Hi, I believe you are under the impression that ruderalis is an autoflowering type of ditch weed you currently find in Russia and that that is what autoflowering strains like Lowryder are bred from. What I am trying to say is that is not the case.

It is a theoretical putative ancestor of domsticated cannabis. Aka what is known as a 'primitive biotype possibly umodified by human selection and domestication'.

See this -

"However, what we today classify tentatively as the PA might more correctly be viewed as an unselected, degenerate multihybrid between various escapes from cultivation. It is unlikely that c. ruderalis could have maintained its genomic integrity during the domestication process, for example if domesticatoin occured within the natural range of c. ruderalis, windblown pollen would have facilitated the introgression of genes back into the truly wild c. ruderalis gene pool from the selected semidomesticates.

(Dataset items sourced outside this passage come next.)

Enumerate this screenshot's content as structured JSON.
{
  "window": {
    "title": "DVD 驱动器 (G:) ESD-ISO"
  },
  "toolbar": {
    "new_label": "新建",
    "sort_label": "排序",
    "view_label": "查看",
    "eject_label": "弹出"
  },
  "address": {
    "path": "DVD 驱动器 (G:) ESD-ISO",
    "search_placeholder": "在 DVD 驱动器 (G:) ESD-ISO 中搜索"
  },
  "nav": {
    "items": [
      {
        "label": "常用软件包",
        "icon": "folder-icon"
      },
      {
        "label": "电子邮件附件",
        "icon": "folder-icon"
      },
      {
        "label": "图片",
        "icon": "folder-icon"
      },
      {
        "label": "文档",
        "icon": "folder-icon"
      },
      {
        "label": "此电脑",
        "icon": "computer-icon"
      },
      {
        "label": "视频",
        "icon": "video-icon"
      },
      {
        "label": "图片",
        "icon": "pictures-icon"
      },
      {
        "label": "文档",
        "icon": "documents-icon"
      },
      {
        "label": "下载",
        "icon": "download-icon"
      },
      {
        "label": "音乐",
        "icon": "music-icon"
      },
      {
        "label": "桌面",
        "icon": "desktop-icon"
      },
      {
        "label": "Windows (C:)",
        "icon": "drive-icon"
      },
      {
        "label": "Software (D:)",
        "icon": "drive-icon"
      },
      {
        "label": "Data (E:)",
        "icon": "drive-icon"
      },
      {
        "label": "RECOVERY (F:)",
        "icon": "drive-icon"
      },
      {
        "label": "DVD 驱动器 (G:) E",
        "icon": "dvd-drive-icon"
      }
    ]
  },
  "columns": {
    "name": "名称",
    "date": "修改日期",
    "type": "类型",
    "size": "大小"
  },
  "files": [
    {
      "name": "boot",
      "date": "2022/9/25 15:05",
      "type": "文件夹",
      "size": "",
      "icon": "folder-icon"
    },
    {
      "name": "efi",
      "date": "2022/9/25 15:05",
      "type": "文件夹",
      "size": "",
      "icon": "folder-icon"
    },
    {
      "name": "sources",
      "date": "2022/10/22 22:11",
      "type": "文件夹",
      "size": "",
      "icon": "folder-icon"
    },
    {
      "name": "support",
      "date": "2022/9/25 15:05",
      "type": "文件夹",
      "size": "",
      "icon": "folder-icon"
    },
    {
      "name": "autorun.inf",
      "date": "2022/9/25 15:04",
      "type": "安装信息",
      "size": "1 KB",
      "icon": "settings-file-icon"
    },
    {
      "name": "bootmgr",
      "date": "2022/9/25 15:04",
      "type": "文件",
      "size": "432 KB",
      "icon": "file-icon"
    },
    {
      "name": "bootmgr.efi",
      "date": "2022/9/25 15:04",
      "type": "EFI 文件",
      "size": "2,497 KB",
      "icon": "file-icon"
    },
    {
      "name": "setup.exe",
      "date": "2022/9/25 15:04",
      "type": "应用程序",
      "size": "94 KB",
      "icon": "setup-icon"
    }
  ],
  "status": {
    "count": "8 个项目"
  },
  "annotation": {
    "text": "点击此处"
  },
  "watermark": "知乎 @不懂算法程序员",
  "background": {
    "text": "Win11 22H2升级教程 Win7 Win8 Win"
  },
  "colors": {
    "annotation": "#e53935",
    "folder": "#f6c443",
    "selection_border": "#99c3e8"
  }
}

Plants that appear to be c. ruderalis may be more accurately described as primordial examples of c. sativa ssp. spontanea, the NLHA. or C. indica ssp. kafiristanica, the NLDA with a higher frequency of predomestication gene combinations and a lower frequency of predomestication gene combinations. Gimore et. al. (2007) felt there was insufficient genetic evidence to support c. ruderalis as a separate taxon and that the 'wild' accessions more likely represent feral european hemp. We suggest that backrossing to ancestral populations was common and the existance of genetically distinct PA populations is unlikely. C. ruderalis may have been a valid taxon in the distant past, but it may be impossible to find accessions that have remained truly isolated from human intervention.